We get a seemingly random AppCrash, where windows actually takes over the process and closes it, giving some arcane debugging report that includes things like NTDLL.dll, StackHash, User32.dll, etc. Researching these modules and information in the reports for more than a year yields little more information that we had before. The best we've been able to do is narrow it down to a DLL our application uses to interact with a piece of hardware that communicates over TCP/IP. We have no control over this external library, must use it, and given the fact the problem is random (cannot ever duplicate on our end, solves itself on a PC restart), we seem to be stuck with it.
The problem is that our application needs to run 24/7 on an instrument that is not monitored by a human being. I need to detect when our application crashes, and issue a restart command to the entire thing.
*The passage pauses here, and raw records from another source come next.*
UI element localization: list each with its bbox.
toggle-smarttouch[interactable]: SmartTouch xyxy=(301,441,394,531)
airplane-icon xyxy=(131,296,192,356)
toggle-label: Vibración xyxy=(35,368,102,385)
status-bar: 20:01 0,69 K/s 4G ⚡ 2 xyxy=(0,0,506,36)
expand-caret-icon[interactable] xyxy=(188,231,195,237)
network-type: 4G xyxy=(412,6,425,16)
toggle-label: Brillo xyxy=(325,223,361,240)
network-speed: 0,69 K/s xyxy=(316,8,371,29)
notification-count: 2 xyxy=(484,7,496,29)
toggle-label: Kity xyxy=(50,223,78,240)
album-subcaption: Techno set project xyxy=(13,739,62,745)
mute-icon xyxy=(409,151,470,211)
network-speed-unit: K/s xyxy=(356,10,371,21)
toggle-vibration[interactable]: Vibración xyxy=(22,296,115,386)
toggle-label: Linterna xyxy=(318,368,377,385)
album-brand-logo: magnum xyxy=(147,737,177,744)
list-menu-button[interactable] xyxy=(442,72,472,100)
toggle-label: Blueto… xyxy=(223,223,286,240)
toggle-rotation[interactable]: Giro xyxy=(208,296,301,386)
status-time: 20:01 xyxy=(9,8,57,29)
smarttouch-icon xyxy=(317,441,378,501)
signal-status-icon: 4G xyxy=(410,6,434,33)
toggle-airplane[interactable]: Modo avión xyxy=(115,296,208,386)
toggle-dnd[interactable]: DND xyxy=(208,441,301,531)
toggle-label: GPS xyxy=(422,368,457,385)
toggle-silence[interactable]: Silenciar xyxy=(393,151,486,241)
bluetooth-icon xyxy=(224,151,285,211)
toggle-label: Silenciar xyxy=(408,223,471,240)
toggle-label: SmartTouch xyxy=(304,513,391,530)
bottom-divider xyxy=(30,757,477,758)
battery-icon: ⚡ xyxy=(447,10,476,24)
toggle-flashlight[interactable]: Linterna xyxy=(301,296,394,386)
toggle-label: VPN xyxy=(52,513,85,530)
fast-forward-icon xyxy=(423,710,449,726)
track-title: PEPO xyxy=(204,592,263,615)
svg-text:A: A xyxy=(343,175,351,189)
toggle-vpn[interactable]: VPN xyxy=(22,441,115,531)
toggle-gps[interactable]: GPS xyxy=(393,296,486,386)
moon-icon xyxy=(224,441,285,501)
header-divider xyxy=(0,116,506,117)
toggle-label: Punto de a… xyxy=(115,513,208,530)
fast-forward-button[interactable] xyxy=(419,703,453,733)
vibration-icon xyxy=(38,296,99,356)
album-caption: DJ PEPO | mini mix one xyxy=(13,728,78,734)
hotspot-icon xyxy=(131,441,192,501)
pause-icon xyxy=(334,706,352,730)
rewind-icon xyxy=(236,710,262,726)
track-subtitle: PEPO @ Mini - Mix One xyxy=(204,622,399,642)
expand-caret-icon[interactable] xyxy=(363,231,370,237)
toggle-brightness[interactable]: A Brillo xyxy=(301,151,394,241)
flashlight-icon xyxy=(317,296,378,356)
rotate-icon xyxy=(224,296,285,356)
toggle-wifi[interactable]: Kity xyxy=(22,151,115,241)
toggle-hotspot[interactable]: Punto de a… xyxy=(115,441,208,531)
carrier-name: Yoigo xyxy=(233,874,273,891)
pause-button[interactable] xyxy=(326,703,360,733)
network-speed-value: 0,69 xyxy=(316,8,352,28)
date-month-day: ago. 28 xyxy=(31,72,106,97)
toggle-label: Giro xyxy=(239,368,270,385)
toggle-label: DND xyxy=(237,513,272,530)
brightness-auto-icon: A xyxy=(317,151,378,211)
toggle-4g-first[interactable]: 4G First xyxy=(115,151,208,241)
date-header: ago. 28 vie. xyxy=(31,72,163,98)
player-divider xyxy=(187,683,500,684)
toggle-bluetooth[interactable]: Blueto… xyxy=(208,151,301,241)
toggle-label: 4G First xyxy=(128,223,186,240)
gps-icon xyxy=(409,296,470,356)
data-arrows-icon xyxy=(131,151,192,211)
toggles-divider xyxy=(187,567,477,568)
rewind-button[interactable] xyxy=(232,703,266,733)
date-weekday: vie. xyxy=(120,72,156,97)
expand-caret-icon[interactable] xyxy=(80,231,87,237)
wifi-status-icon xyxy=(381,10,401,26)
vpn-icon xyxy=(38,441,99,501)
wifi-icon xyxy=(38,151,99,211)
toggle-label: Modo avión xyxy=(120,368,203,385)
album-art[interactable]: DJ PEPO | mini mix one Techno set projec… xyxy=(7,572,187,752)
The problem is detecting an AppCrash; no exceptions are generated inside the application (the AppCrash is external to the application), and no amount of logging generates any indication the program is closing.
What we'd like to do is run a service that checks for the application running or not, and if not it issues a reboot command to restart the system. However, when the AppCrash dialog is showing, it leaves the process running.
Is there a way to either prevent these AppCrash notifications, bypass them, or set them to at least close the program first? Please, no pointers to stackhash.com or using MS error reporting; these devices are not internet-capable. We also can't fix whatever bug is in the DLL we're using (OEM supplier is uncooperative).